Espanoza observes that governments now have an opportunity to listen to what human rights bodies and experts are saying about the SRHR needs for women to make progress, since prior goals were set on the international development agenda. In talking about the upcoming ICPD+20 review, she added, “It will be really hard to advocate for a full package of reproductive health services or having more services in terms of maternal mortality and morbidity if we don’t include safe and legal abortion”
In their report, The Right to an Abortion for Girls and Women Raped in Armed Conflict, the GJC offers recommendations for how to improve safe and universal access to abortion, such as make it clear in UN trainings, including of peacekeeping forces, that girls and women who are raped and impregnated must be informed of their right to an abortion, and the United States should revise USAID guidelines so restrictions are not placed on humanitarian aid.

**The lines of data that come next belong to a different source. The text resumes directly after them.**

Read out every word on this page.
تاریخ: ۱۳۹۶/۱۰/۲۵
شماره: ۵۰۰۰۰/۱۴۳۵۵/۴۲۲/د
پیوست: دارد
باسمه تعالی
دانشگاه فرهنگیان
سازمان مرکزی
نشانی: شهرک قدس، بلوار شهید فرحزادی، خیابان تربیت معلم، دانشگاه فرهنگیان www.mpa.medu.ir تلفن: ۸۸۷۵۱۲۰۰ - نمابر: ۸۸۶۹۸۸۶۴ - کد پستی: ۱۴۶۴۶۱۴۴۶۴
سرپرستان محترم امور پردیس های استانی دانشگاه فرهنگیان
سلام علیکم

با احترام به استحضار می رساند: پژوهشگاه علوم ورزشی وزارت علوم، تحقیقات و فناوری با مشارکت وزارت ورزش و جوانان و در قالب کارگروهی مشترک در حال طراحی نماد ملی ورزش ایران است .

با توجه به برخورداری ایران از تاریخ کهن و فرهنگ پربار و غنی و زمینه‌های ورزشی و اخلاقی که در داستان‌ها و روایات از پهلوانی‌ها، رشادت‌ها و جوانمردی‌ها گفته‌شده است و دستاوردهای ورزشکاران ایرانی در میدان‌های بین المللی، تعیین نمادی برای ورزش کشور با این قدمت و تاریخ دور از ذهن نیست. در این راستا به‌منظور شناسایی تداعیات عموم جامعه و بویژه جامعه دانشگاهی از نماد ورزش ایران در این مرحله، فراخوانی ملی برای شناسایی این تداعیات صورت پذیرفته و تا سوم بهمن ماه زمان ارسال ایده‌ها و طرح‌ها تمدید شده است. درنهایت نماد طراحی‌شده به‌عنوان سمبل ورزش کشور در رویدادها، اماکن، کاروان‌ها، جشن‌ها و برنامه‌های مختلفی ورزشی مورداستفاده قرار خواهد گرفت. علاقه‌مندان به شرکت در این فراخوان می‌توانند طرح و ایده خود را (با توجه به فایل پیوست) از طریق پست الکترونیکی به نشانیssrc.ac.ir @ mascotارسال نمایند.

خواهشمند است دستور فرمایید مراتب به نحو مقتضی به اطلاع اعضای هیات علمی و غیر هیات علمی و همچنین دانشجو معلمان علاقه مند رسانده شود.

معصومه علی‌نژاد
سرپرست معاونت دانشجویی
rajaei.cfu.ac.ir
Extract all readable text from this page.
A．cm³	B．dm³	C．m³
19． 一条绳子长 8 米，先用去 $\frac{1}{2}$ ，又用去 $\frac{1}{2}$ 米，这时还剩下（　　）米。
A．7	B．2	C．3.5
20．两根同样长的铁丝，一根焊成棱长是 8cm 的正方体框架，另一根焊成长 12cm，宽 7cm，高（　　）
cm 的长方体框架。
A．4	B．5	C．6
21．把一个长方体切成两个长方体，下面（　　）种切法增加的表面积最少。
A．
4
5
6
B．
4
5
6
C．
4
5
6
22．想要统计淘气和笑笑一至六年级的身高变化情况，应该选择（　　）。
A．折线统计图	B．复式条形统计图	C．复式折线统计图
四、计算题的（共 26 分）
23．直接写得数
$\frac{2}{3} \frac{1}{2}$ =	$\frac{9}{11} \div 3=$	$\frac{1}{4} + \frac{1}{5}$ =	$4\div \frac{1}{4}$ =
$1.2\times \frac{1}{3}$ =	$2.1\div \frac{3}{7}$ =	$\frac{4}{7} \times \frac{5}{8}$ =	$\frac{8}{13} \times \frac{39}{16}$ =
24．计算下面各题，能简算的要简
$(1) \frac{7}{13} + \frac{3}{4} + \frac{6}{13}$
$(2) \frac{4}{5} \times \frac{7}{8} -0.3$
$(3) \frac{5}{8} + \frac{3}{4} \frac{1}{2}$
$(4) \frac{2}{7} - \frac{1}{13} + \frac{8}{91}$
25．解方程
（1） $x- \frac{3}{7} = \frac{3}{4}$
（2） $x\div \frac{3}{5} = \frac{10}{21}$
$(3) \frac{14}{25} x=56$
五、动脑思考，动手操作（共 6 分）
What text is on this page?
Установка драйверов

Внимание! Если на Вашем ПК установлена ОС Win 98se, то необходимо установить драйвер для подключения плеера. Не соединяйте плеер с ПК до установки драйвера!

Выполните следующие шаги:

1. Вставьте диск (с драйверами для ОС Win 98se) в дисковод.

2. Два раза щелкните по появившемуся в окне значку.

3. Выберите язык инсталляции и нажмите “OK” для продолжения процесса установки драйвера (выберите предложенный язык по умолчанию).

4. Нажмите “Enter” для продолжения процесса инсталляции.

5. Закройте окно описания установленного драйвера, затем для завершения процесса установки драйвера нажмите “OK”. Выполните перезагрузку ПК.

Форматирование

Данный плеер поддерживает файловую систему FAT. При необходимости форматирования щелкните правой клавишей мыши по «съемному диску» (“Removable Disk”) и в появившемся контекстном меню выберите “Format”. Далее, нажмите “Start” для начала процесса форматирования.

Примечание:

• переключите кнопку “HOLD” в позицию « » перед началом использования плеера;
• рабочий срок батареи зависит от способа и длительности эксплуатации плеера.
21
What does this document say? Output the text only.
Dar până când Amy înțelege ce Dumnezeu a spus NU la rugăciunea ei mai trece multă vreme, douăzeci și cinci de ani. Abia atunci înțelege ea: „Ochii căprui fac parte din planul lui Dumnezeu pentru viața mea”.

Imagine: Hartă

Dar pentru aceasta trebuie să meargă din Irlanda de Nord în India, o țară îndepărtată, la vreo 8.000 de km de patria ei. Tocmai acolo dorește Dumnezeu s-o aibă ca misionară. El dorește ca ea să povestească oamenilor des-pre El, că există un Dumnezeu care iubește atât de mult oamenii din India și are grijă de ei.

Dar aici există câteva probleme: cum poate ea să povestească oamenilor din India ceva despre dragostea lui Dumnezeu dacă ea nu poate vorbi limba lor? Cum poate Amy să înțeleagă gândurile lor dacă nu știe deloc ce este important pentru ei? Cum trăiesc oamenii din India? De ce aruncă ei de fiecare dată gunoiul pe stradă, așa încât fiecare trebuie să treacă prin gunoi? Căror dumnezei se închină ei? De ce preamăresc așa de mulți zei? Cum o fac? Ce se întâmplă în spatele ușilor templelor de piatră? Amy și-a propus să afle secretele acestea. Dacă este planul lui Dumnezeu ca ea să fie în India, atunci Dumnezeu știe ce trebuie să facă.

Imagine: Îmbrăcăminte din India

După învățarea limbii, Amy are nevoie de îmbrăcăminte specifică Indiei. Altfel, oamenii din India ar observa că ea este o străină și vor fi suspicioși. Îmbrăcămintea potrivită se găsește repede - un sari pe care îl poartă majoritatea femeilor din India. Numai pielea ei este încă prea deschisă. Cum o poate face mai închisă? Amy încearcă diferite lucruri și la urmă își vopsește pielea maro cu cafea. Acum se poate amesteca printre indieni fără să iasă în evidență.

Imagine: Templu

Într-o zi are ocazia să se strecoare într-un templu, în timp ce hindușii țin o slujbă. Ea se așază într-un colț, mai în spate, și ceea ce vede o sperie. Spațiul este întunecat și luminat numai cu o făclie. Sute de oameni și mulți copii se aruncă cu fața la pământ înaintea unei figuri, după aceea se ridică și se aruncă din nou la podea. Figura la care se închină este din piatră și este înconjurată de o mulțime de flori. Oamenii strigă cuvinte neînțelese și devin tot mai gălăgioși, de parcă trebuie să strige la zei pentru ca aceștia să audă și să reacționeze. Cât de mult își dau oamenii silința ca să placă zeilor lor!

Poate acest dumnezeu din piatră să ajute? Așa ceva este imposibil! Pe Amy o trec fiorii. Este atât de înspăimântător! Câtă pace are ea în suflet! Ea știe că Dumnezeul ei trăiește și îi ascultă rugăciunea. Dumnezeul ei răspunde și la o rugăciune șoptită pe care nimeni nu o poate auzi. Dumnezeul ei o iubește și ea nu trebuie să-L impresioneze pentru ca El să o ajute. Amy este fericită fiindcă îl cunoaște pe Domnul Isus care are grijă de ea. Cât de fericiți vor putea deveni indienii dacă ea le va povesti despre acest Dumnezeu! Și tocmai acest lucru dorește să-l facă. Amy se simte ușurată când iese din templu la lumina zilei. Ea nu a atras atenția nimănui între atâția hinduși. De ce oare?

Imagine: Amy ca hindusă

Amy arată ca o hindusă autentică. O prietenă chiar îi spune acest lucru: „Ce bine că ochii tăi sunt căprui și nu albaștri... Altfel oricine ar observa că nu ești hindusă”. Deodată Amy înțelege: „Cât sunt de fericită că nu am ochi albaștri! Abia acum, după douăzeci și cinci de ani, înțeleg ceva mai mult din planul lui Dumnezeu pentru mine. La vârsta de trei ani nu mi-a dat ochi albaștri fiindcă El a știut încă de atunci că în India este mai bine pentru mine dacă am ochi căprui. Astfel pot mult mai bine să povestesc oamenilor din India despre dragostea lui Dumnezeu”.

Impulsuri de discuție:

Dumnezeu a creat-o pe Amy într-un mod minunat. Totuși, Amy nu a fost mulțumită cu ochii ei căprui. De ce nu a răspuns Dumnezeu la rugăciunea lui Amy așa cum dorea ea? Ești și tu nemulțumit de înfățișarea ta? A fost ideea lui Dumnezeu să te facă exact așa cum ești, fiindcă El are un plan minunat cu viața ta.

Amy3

But the real battle for universal access may not be fought at the UN. “The main obstacle is the indifference in the majority of the population,” said Barroso, who notes that the opposition, while not to be taken for granted, are a vocal minority who aren’t open to conversion and instead only need to be contained.
Instead, advocates may be well served to find ways to show the average person why SRSH is relevant to them. “I think we have to address the large majority of public and popular opinion who just don’t care,” Barroso added. “It’s not that they are opposed, it’s just that they are uninformed and it’s not a big priority for them and that’s because we’ve failed to address them and try to understand why they don’t prioritize it.”
CORRECTION: A previous version of this article incorrectly spelled the name of Ipas’ Cecilia Espanoza. In addition, a sentence on the countries that “have actively resisted UN resolutions with language supporting [sexual and reproductive health rights]” has been updated slightly for accuracy. Malta and Ireland were removed from that list. We regret these errors.